Question about flow of gradients when changing values

I have the following problem: I have a bunch of parameters that I need to project into a the valid parameter space. I can only efficiently compute the valid parameter-space during the forward-pass (it changes with the parameters).

So I have computations like this:

lower_bound, upper_bound = compute_bound(input)
param[param < lower_bound] = lower_bound
param[param > upper_bound] = upper_bound
out = f(input, param)

the thing is…I wonder what that means for the gradients for param? Do they get obstructed by the assignment? Because I just want to replace every value out of bounds with the nearest bound, but still optimise it.

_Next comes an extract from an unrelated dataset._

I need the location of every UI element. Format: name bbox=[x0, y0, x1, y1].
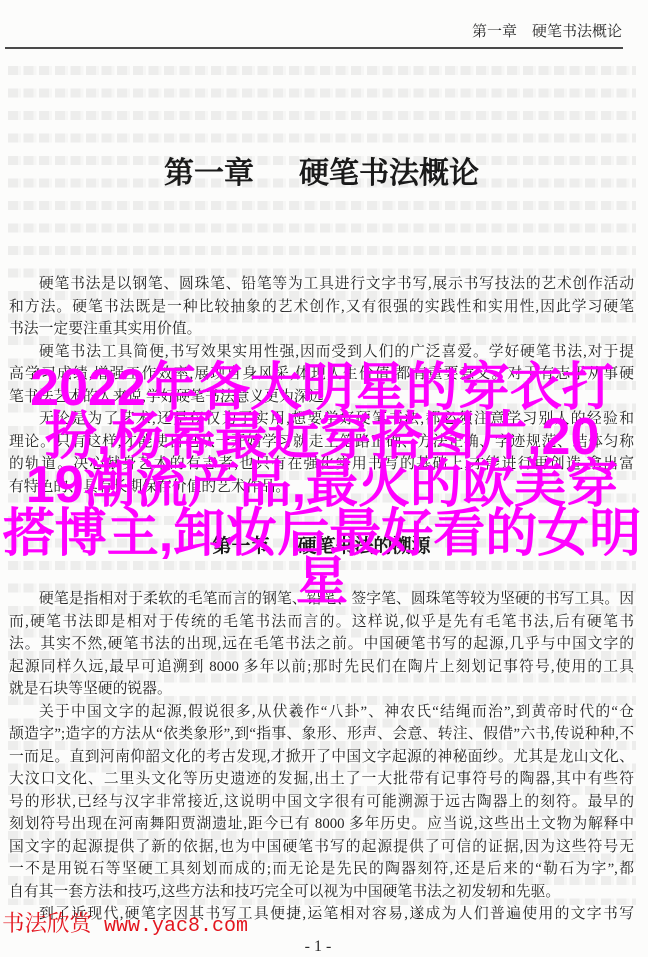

I think your use case should work if you wrap the inplace manipulations of param into a with torch.no_grad() guard as seen here:

import torch
import torch.nn as nn
import torch.nn.functional as F

lower_bound, upper_bound = 0., 1.
param = nn.Parameter(torch.randn(10, 10) * 10.)
optimizer = torch.optim.Adam([param], lr=1e-3)
f = F.linear

for epoch in range(10):
    print(epoch)
    input = torch.randn(10, 10)
    print(param.min(), param.max())
    
    optimizer.zero_grad()
    
    with torch.no_grad():
        param[param < lower_bound] = lower_bound
        param[param > upper_bound] = upper_bound
    print(param.min(), param.max())
    out = f(input, param)
    out.mean().backward()

    optimizer.step()

Could you check, if this code snippet does what you need?